26 CFR 1.401-4: Discrimination as to contributions or benefits

  Forfeiture on termination of service: allocation based on account balances. A profit-sharing plan will not fail to qualify under section 401 of the Code merely because it provides for the allocation of forfeitures arising from termination of service among the remaining participants on the basis of their account balances.  Whether this provision results in prohibited discrimination must be determined on a year-to-year basis.  Rev. Rul. 71-4 superseded.

  The purpose of this Revenue Ruling is to restate the position in Rev. Rul. 71-4, 1971-1 C.B. 120, in view of the enactment of the Employee Retirement Income Security Act of 1974, P.L. 93-406, 1974-3 C.B. 1.

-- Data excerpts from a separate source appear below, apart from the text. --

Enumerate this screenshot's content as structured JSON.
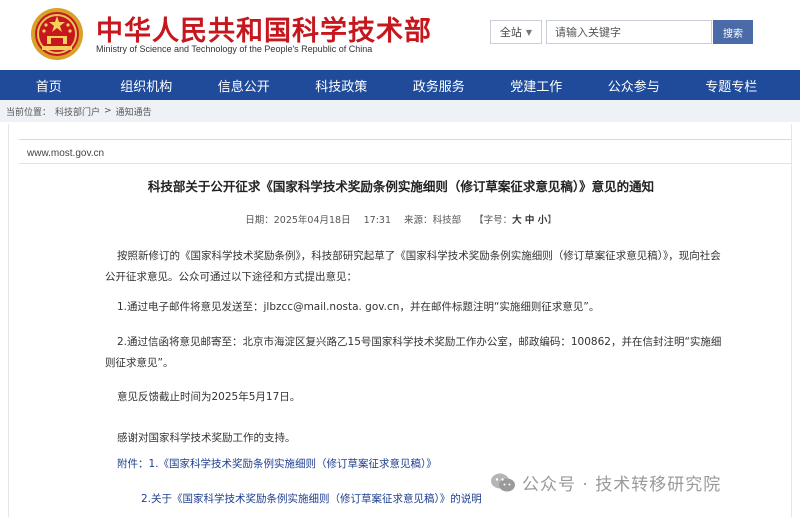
{
  "header": {
    "title": "中华人民共和国科学技术部",
    "subtitle": "Ministry of Science and Technology of the People's Republic of China",
    "emblem_icon": "national-emblem-icon",
    "brand_color": "#c6171e"
  },
  "search": {
    "scope": "全站",
    "placeholder": "请输入关键字",
    "button": "搜索"
  },
  "nav": {
    "items": [
      "首页",
      "组织机构",
      "信息公开",
      "科技政策",
      "政务服务",
      "党建工作",
      "公众参与",
      "专题专栏"
    ],
    "color": "#1f4b9a"
  },
  "breadcrumb": {
    "label": "当前位置：",
    "path1": "科技部门户",
    "sep": ">",
    "path2": "通知通告"
  },
  "article": {
    "domain": "www.most.gov.cn",
    "title": "科技部关于公开征求《国家科学技术奖励条例实施细则（修订草案征求意见稿）》意见的通知",
    "date_label": "日期：",
    "date": "2025年04月18日",
    "time": "17:31",
    "source_label": "来源：",
    "source": "科技部",
    "font_label": "【字号：",
    "font_sizes": "大 中 小",
    "font_close": "】",
    "p1": "按照新修订的《国家科学技术奖励条例》，科技部研究起草了《国家科学技术奖励条例实施细则（修订草案征求意见稿）》，现向社会公开征求意见。公众可通过以下途径和方式提出意见：",
    "p2": "1.通过电子邮件将意见发送至：jlbzcc@mail.nosta. gov.cn，并在邮件标题注明“实施细则征求意见”。",
    "p3": "2.通过信函将意见邮寄至：北京市海淀区复兴路乙15号国家科学技术奖励工作办公室，邮政编码：100862，并在信封注明“实施细则征求意见”。",
    "p4": "意见反馈截止时间为2025年5月17日。",
    "p5": "感谢对国家科学技术奖励工作的支持。",
    "attach_label": "附件：",
    "attach1": "1.《国家科学技术奖励条例实施细则（修订草案征求意见稿）》",
    "attach2": "2.关于《国家科学技术奖励条例实施细则（修订草案征求意见稿）》的说明",
    "link_color": "#1f3f8f"
  },
  "watermark": {
    "text": "公众号 · 技术转移研究院",
    "icon": "wechat-icon"
  }
}
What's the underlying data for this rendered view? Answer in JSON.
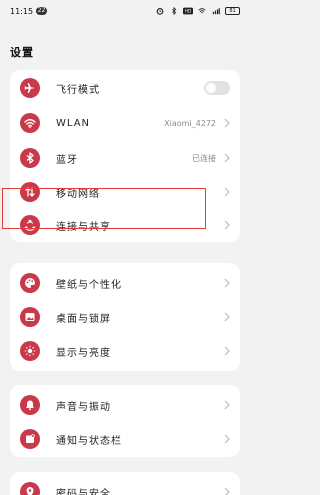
{
  "status_bar": {
    "time": "11:15",
    "notification_count": "22",
    "battery": "81"
  },
  "page": {
    "title": "设置"
  },
  "cards": [
    {
      "items": [
        {
          "label": "飞行模式",
          "icon": "airplane-icon",
          "control": "toggle",
          "toggle_on": false
        },
        {
          "label": "WLAN",
          "icon": "wifi-icon",
          "value": "Xiaomi_4272"
        },
        {
          "label": "蓝牙",
          "icon": "bluetooth-icon",
          "value": "已连接"
        },
        {
          "label": "移动网络",
          "icon": "mobile-data-icon"
        },
        {
          "label": "连接与共享",
          "icon": "share-icon",
          "highlighted": true
        }
      ]
    },
    {
      "items": [
        {
          "label": "壁纸与个性化",
          "icon": "palette-icon"
        },
        {
          "label": "桌面与锁屏",
          "icon": "image-icon"
        },
        {
          "label": "显示与亮度",
          "icon": "brightness-icon"
        }
      ]
    },
    {
      "items": [
        {
          "label": "声音与振动",
          "icon": "bell-icon"
        },
        {
          "label": "通知与状态栏",
          "icon": "notification-icon"
        }
      ]
    },
    {
      "items": [
        {
          "label": "密码与安全",
          "icon": "location-icon"
        }
      ]
    }
  ],
  "colors": {
    "icon_bg": "#c9394a",
    "highlight_border": "#e23b3b",
    "page_bg": "#f2f2f2"
  }
}
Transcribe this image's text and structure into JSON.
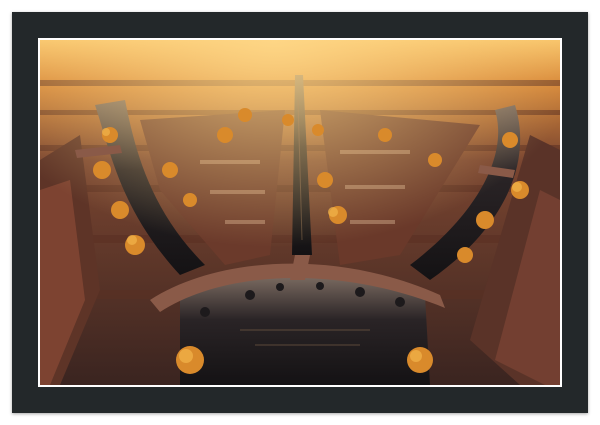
{
  "product": {
    "type": "framed print",
    "frame_color": "#23282a",
    "mat_color": "#ffffff"
  },
  "artwork": {
    "subject_icon": "aerial-canal-city-photo",
    "palette": {
      "sky_glow": "#f6b24a",
      "water": "#1d1a1c",
      "rooftops": "#6b3b2a",
      "autumn_trees": "#d98a2b",
      "street": "#8a5a48"
    }
  }
}
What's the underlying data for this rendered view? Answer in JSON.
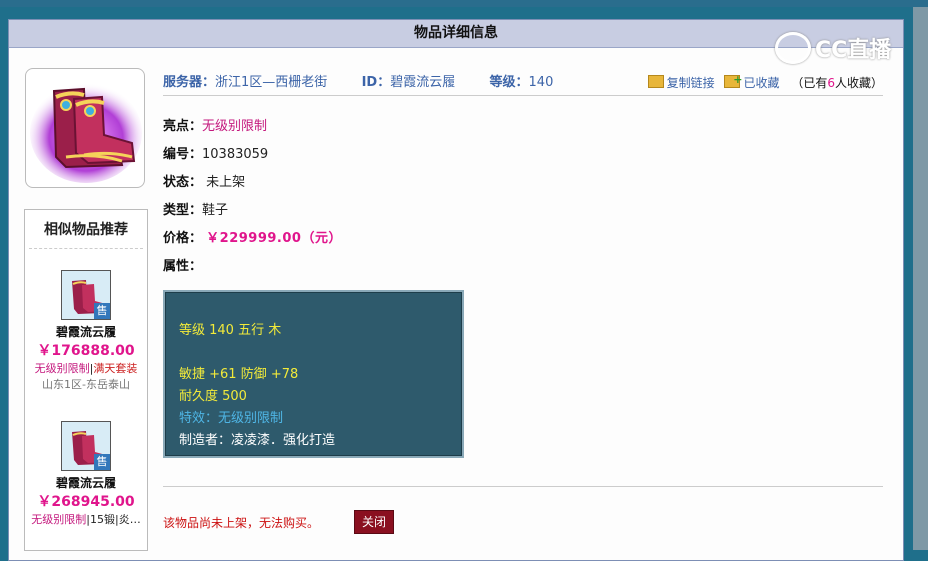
{
  "window": {
    "title": "物品详细信息"
  },
  "watermark": {
    "text": "CC直播"
  },
  "item": {
    "server_label": "服务器：",
    "server_value": "浙江1区—西栅老街",
    "id_label": "ID：",
    "id_value": "碧霞流云履",
    "level_label": "等级：",
    "level_value": "140",
    "highlight_label": "亮点：",
    "highlight_value": "无级别限制",
    "number_label": "编号：",
    "number_value": "10383059",
    "status_label": "状态：",
    "status_value": "未上架",
    "type_label": "类型：",
    "type_value": "鞋子",
    "price_label": "价格：",
    "price_value": "￥229999.00（元）",
    "attr_label": "属性："
  },
  "actions": {
    "copy_link": "复制链接",
    "favorited": "已收藏",
    "fav_prefix": "（已有",
    "fav_count": "6",
    "fav_suffix": "人收藏）"
  },
  "attributes": {
    "line1": "等级 140 五行 木",
    "line2": "敏捷 +61 防御 +78",
    "line3": "耐久度 500",
    "line4": "特效：无级别限制",
    "line5": "制造者：凌凌漆．强化打造"
  },
  "recommend": {
    "title": "相似物品推荐",
    "sell_tag": "售",
    "items": [
      {
        "name": "碧霞流云履",
        "price": "￥176888.00",
        "tag1": "无级别限制",
        "sep": "|",
        "tag2": "满天套装",
        "server": "山东1区-东岳泰山"
      },
      {
        "name": "碧霞流云履",
        "price": "￥268945.00",
        "tag1": "无级别限制",
        "sep": "|",
        "tag2": "15锻|炎…",
        "server": ""
      }
    ]
  },
  "footer": {
    "notice": "该物品尚未上架，无法购买。",
    "close_label": "关闭"
  },
  "colors": {
    "background": "#1f6f8b",
    "title_bar": "#c8cde2",
    "price_pink": "#e0158c",
    "attr_box": "#2e5a6c",
    "close_button": "#8a1020"
  }
}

  The issue in Rev. Rul. 71-4 is whether, under the circumstances described below, a profit-sharing plan that provides for the allocation of forfeitures on the basis of account balances may qualify under section 401(a) of the Internal Revenue Code.

  A corporation established a profit-sharing pan that provides for the allocation of the employer's contributions to participants in proportion to the participants' current annual compensation.  Vesting is at the rate of 10 percent per year of service.  The plan provides that forfeitures arising when a participant's service is terminated are to be allocated proportionately among the remaining participants in the ratio that each participant's account balance bears to the total of account balances for all participants.

  Section 401(a)(4) of the Code provides that a profit-sharing plan may qualify if the contributions or benefits provided under the plan do not discriminate in favor of employees who are officers, shareholders, or highly compensated.

  Section 1.401-4(a)(1)(iii) of the Income Tax Regulations provides that funds in a profit-sharing plan arising from forfeitures on termination of service must not be allocated to the remaining participants in such a manner as will effect the prohibited discrimination.  Section 1.401-4(a)(2)(iii) of the regulations provides that benefits in a profit-sharing plan that vary by reason of an allocation formula that takes into consideration years of service, or other factors, are not prohibited unless they discriminate in favor of the employees enumerated in section 401(a)(4) of the Code.

  Forfeitures, like employers' contributions, may be allocated to participants' accounts pursuant to a formula that takes into account factors other than current compensation.  However, if such factors are used, it must be shown on a year-to-year basis that their use has not resulted in discrimination in favor of the groups enumerated in section 401(a)(4) of the Code.  A permissible method for determining whether the allocation formula produces prohibited discrimination in any given year is to compare the allocations to employees in the enumerated groups as opposed to other employees where such allocations are expressed as a percentage of compensation. Further, the allocation formula must not produce the discrimination prohibited by section 411(d)(1) of the Code. Account balances are, however, merely one of the other factors that may be taken into account in allocating forfeitures if the prohibited discrimination does not thereby result.

  Accordingly, this plan will not fail to qualify under section 401(a) of the Code merely because it provides that forfeitures will be allocated to participants on the basis of their account balances.  Whether this provision results in prohibited discrimination must be determined on a year-to-year basis.

  Rev. Rul. 71-4 is superseded because the position stated therein is restated under current law in this Revenue Ruling.

Rev. Rul. 81-10, 1981-1 C.B. 172, 1981-2 I.R.B. 8.